Wyndlesham  appeared drenched  in starlight but condemned  by its own pleasures: litter and dog-droppings,  discarded paper tissue, the bleak poached turf of the sports
field with its goalposts as luminous as bone, a concrete culvert, a used condom hanging from a branch  over the water, long gardens  from which Anna heard quiet voices or loud bursts of
music. Beyond that used space, out  along reaches fringed with reeds and  rushes, between long fields sloping shallowly up to woods, it was no longer the river she knew. The
current  strengthened.  The water, its motives discernibly its own, moved darker and heavier between the banks. Anna wasn’t being swept away but she was certainly picking up
speed, while the Moroccan air grew warmer still; and the night, clear and white to begin with, tinted itself a sourceless neon pink. Pink then blue, then both, then neither, a colour as faint and
sourceless as neon seen a street or two away, as if the fields themselves were gently broadcasting it. Copper poppies nodded  and swayed over the water in a warm dry wind. Bit by bit she
began to see things. Long shadows from short objects, falling across the landscape like pointing  fingers – stones,  simple, slate, shattered,  still upright, tumbled about
at all angles. Then large isolated figures with a look of two dimensions, very still, placed at curiously precise distances from the river bank like some exercise in perspective. Complex in
silhouette, uninterpretable except as 17th century illustrations of satyrs, they were men with the rear legs of horses. They had the cocks of horses too. Really, they were quite big. Their heads
were turned away in threequarter  profile, frozen in stylised attitudes of listening. They meant  her no harm: it wasn’t certain they knew she was there. And beyond them so much
was going on – bustling city streets, noises like a building site, powerful beams sweeping a horizon  which had withdrawn  and was withdrawing  still, to a considerable
distance. That was the place, Anna suspected, where things would change completely and suddenly; if you left the water and walked up there, you might begin to learn things you didn’t want
to know.
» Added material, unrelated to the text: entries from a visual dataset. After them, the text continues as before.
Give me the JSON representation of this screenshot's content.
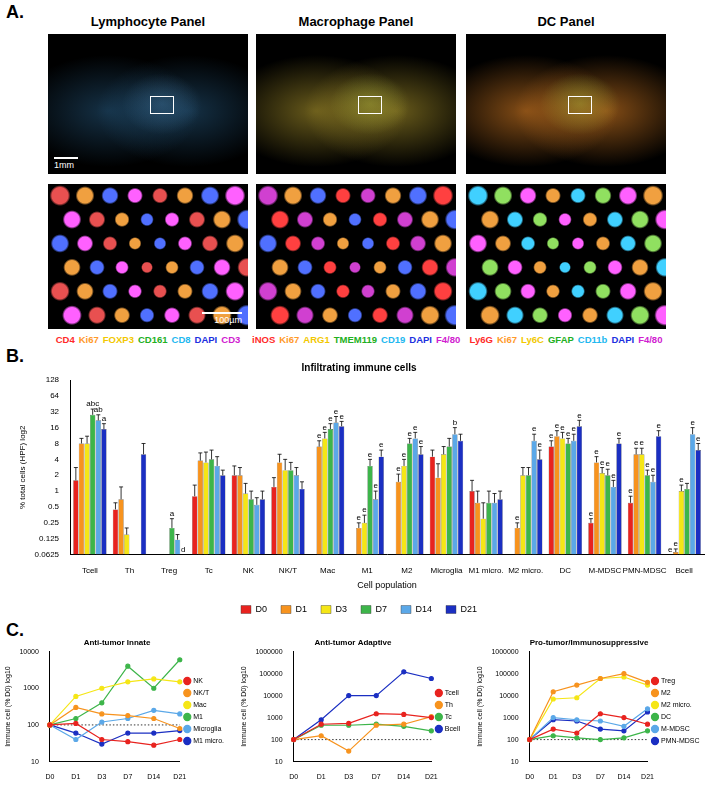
{
  "panel_labels": [
    "A.",
    "B.",
    "C."
  ],
  "panel_a": {
    "scale_bars": [
      "1mm",
      "100µm"
    ],
    "panels": [
      {
        "title": "Lymphocyte Panel",
        "markers": [
          {
            "label": "CD4",
            "color": "#ff2a2a"
          },
          {
            "label": "Ki67",
            "color": "#ff9a2a"
          },
          {
            "label": "FOXP3",
            "color": "#f2c800"
          },
          {
            "label": "CD161",
            "color": "#22b022"
          },
          {
            "label": "CD8",
            "color": "#22b8f0"
          },
          {
            "label": "DAPI",
            "color": "#2030e0"
          },
          {
            "label": "CD3",
            "color": "#d020d0"
          }
        ]
      },
      {
        "title": "Macrophage Panel",
        "markers": [
          {
            "label": "iNOS",
            "color": "#ff2a2a"
          },
          {
            "label": "Ki67",
            "color": "#ff9a2a"
          },
          {
            "label": "ARG1",
            "color": "#f2c800"
          },
          {
            "label": "TMEM119",
            "color": "#22b022"
          },
          {
            "label": "CD19",
            "color": "#22b8f0"
          },
          {
            "label": "DAPI",
            "color": "#2030e0"
          },
          {
            "label": "F4/80",
            "color": "#d020d0"
          }
        ]
      },
      {
        "title": "DC Panel",
        "markers": [
          {
            "label": "Ly6G",
            "color": "#ff2a2a"
          },
          {
            "label": "Ki67",
            "color": "#ff9a2a"
          },
          {
            "label": "Ly6C",
            "color": "#f2c800"
          },
          {
            "label": "GFAP",
            "color": "#22b022"
          },
          {
            "label": "CD11b",
            "color": "#22b8f0"
          },
          {
            "label": "DAPI",
            "color": "#2030e0"
          },
          {
            "label": "F4/80",
            "color": "#d020d0"
          }
        ]
      }
    ]
  },
  "chart_data": [
    {
      "type": "bar",
      "title": "Infiltrating immune cells",
      "x_label": "Cell population",
      "y_label": "% total cells (HPF) log2",
      "categories": [
        "Tcell",
        "Th",
        "Treg",
        "Tc",
        "NK",
        "NK/T",
        "Mac",
        "M1",
        "M2",
        "Microglia",
        "M1 micro.",
        "M2 micro.",
        "DC",
        "M-MDSC",
        "PMN-MDSC",
        "Bcell"
      ],
      "series": [
        {
          "name": "D0",
          "color": "#e8231f",
          "values": [
            1.6,
            0.45,
            null,
            0.8,
            2,
            1.2,
            null,
            null,
            null,
            4.5,
            1,
            null,
            7,
            0.25,
            0.6,
            null
          ],
          "errors": [
            1.2,
            0.15,
            null,
            0.5,
            1,
            0.6,
            null,
            null,
            null,
            1.5,
            0.6,
            null,
            2,
            0.05,
            0.2,
            null
          ],
          "annotations": [
            null,
            null,
            null,
            null,
            null,
            null,
            null,
            null,
            null,
            null,
            null,
            null,
            "e",
            "e",
            "e",
            "e"
          ]
        },
        {
          "name": "D1",
          "color": "#f7931e",
          "values": [
            8,
            0.7,
            null,
            3.8,
            2,
            3.5,
            7,
            0.2,
            1.5,
            1.8,
            0.6,
            0.2,
            11,
            3.5,
            5,
            0.07
          ],
          "errors": [
            2,
            0.5,
            null,
            1.5,
            0.8,
            1.5,
            2,
            0.05,
            0.6,
            1.5,
            0.4,
            0.05,
            3,
            1,
            1.5,
            0.01
          ],
          "annotations": [
            null,
            null,
            null,
            null,
            null,
            null,
            "e",
            "e",
            "e",
            null,
            null,
            "e",
            "e",
            "e",
            "e",
            "e"
          ]
        },
        {
          "name": "D3",
          "color": "#f5e616",
          "values": [
            8,
            0.15,
            null,
            3.5,
            0.9,
            2.5,
            10,
            0.25,
            3,
            5,
            0.3,
            2,
            10,
            2.2,
            5,
            1
          ],
          "errors": [
            3,
            0.05,
            null,
            2,
            0.5,
            1.5,
            3,
            0.1,
            1,
            2,
            0.3,
            0.8,
            3,
            0.6,
            1.5,
            0.3
          ],
          "annotations": [
            null,
            null,
            null,
            null,
            null,
            null,
            "e",
            "e",
            "e",
            null,
            null,
            null,
            "e",
            "e",
            "e",
            "e"
          ]
        },
        {
          "name": "D7",
          "color": "#3db54a",
          "values": [
            28,
            null,
            0.2,
            4,
            0.7,
            2.5,
            15,
            3,
            8,
            7,
            0.6,
            2,
            8,
            2,
            2,
            1.1
          ],
          "errors": [
            8,
            null,
            0.1,
            2,
            0.3,
            1,
            4,
            1,
            2,
            3,
            0.4,
            0.8,
            2,
            0.6,
            0.5,
            0.3
          ],
          "annotations": [
            "abc",
            null,
            "a",
            null,
            null,
            null,
            "e",
            "e",
            "e",
            null,
            null,
            null,
            "e",
            "e",
            "e",
            null
          ]
        },
        {
          "name": "D14",
          "color": "#5ba8e8",
          "values": [
            22,
            null,
            0.12,
            3,
            0.55,
            2,
            20,
            0.7,
            10,
            12,
            0.6,
            9,
            9,
            1.2,
            1.5,
            12
          ],
          "errors": [
            6,
            null,
            0.03,
            1.5,
            0.2,
            0.8,
            6,
            0.3,
            3,
            4,
            0.3,
            3,
            3,
            0.4,
            0.5,
            4
          ],
          "annotations": [
            "ab",
            null,
            null,
            null,
            null,
            null,
            "e",
            "e",
            "e",
            "b",
            null,
            "e",
            "e",
            "e",
            "e",
            "e"
          ]
        },
        {
          "name": "D21",
          "color": "#1b2fc2",
          "values": [
            15,
            5,
            null,
            2,
            0.7,
            1.1,
            17,
            4.5,
            5,
            9,
            0.7,
            4,
            17,
            8,
            11,
            6
          ],
          "errors": [
            4,
            3,
            null,
            0.5,
            0.3,
            0.4,
            4,
            1.5,
            2,
            3,
            0.3,
            2,
            5,
            2,
            3,
            2
          ],
          "annotations": [
            "a",
            null,
            "d",
            null,
            null,
            null,
            "e",
            "e",
            "e",
            null,
            null,
            "e",
            "e",
            "e",
            "e",
            "e"
          ]
        }
      ],
      "ylim": [
        0.0625,
        128
      ],
      "yticks": [
        0.0625,
        0.125,
        0.25,
        0.5,
        1,
        2,
        4,
        8,
        16,
        32,
        64,
        128
      ],
      "log": "y",
      "grid": false,
      "legend": "bottom"
    },
    {
      "type": "line",
      "title": "Anti-tumor Innate",
      "y_label": "Immune cell (% D0) log10",
      "categories": [
        "D0",
        "D1",
        "D3",
        "D7",
        "D14",
        "D21"
      ],
      "series": [
        {
          "name": "NK",
          "color": "#e8231f",
          "values": [
            100,
            110,
            40,
            35,
            28,
            40
          ]
        },
        {
          "name": "NK/T",
          "color": "#f7931e",
          "values": [
            100,
            300,
            200,
            180,
            150,
            80
          ]
        },
        {
          "name": "Mac",
          "color": "#f5e616",
          "values": [
            100,
            600,
            1000,
            1500,
            1800,
            1500
          ]
        },
        {
          "name": "M1",
          "color": "#3db54a",
          "values": [
            100,
            150,
            400,
            4000,
            1000,
            6000
          ]
        },
        {
          "name": "Microglia",
          "color": "#5ba8e8",
          "values": [
            100,
            40,
            120,
            150,
            250,
            200
          ]
        },
        {
          "name": "M1 micro.",
          "color": "#1b2fc2",
          "values": [
            100,
            60,
            30,
            60,
            60,
            70
          ]
        }
      ],
      "ylim": [
        10,
        10000
      ],
      "yticks": [
        10,
        100,
        1000,
        10000
      ],
      "reference_line": 100,
      "log": "y",
      "grid": false,
      "legend": "right",
      "marker": "circle"
    },
    {
      "type": "line",
      "title": "Anti-tumor Adaptive",
      "y_label": "Immune cell (% D0) log10",
      "categories": [
        "D0",
        "D1",
        "D3",
        "D7",
        "D14",
        "D21"
      ],
      "series": [
        {
          "name": "Tcell",
          "color": "#e8231f",
          "values": [
            100,
            500,
            550,
            1500,
            1400,
            1000
          ]
        },
        {
          "name": "Th",
          "color": "#f7931e",
          "values": [
            100,
            150,
            30,
            450,
            500,
            1100
          ]
        },
        {
          "name": "Tc",
          "color": "#3db54a",
          "values": [
            100,
            450,
            450,
            500,
            400,
            250
          ]
        },
        {
          "name": "Bcell",
          "color": "#1b2fc2",
          "values": [
            100,
            800,
            10000,
            10000,
            120000,
            60000
          ]
        }
      ],
      "ylim": [
        10,
        1000000
      ],
      "yticks": [
        10,
        100,
        1000,
        10000,
        100000,
        1000000
      ],
      "reference_line": 100,
      "log": "y",
      "grid": false,
      "legend": "right",
      "marker": "circle"
    },
    {
      "type": "line",
      "title": "Pro-tumor/Immunosuppressive",
      "y_label": "Immune cell (% D0) log10",
      "categories": [
        "D0",
        "D1",
        "D3",
        "D7",
        "D14",
        "D21"
      ],
      "series": [
        {
          "name": "Treg",
          "color": "#e8231f",
          "values": [
            100,
            300,
            200,
            1500,
            1000,
            500
          ]
        },
        {
          "name": "M2",
          "color": "#f7931e",
          "values": [
            100,
            15000,
            30000,
            60000,
            100000,
            40000
          ]
        },
        {
          "name": "M2 micro.",
          "color": "#f5e616",
          "values": [
            100,
            7000,
            8000,
            60000,
            70000,
            30000
          ]
        },
        {
          "name": "DC",
          "color": "#3db54a",
          "values": [
            100,
            150,
            120,
            100,
            120,
            250
          ]
        },
        {
          "name": "M-MDSC",
          "color": "#5ba8e8",
          "values": [
            100,
            1000,
            800,
            700,
            400,
            2500
          ]
        },
        {
          "name": "PMN-MDSC",
          "color": "#1b2fc2",
          "values": [
            100,
            800,
            700,
            300,
            250,
            1800
          ]
        }
      ],
      "ylim": [
        10,
        1000000
      ],
      "yticks": [
        10,
        100,
        1000,
        10000,
        100000,
        1000000
      ],
      "reference_line": 100,
      "log": "y",
      "grid": false,
      "legend": "right",
      "marker": "circle"
    }
  ]
}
Up above, subtly pulsing stars: a great ragged arc of them pulled and pushed into chaos by the black radio winds Michael Kearney had spoken of so eloquently before he walked into the
sea. Michael Kearney, afraid of everything, yet rendered almost like an ordinary person by sex, for a brief time able to have feelings. Past every surface, he had taught her, at every level,
things were so wrong and inhuman: get below any surface and instantly you saw how wrong things were for us. ‘Forget all the anthropic crap,’ he used to insist. ‘None of this
made itself for us.’ His own advice would frighten him and he would be ready to fuck again. Anna had always felt like the calm one in those situations. ‘I was the least damaged
one,’ she told herself now, looking up at the stars and then down at the satyrs in their inexplicable landscape, each one looking out of the corner of its eye at her, a faint sidelong
glitter of intelligence, self-awareness, self-regard. She was leaving them behind now. They looked quite small again.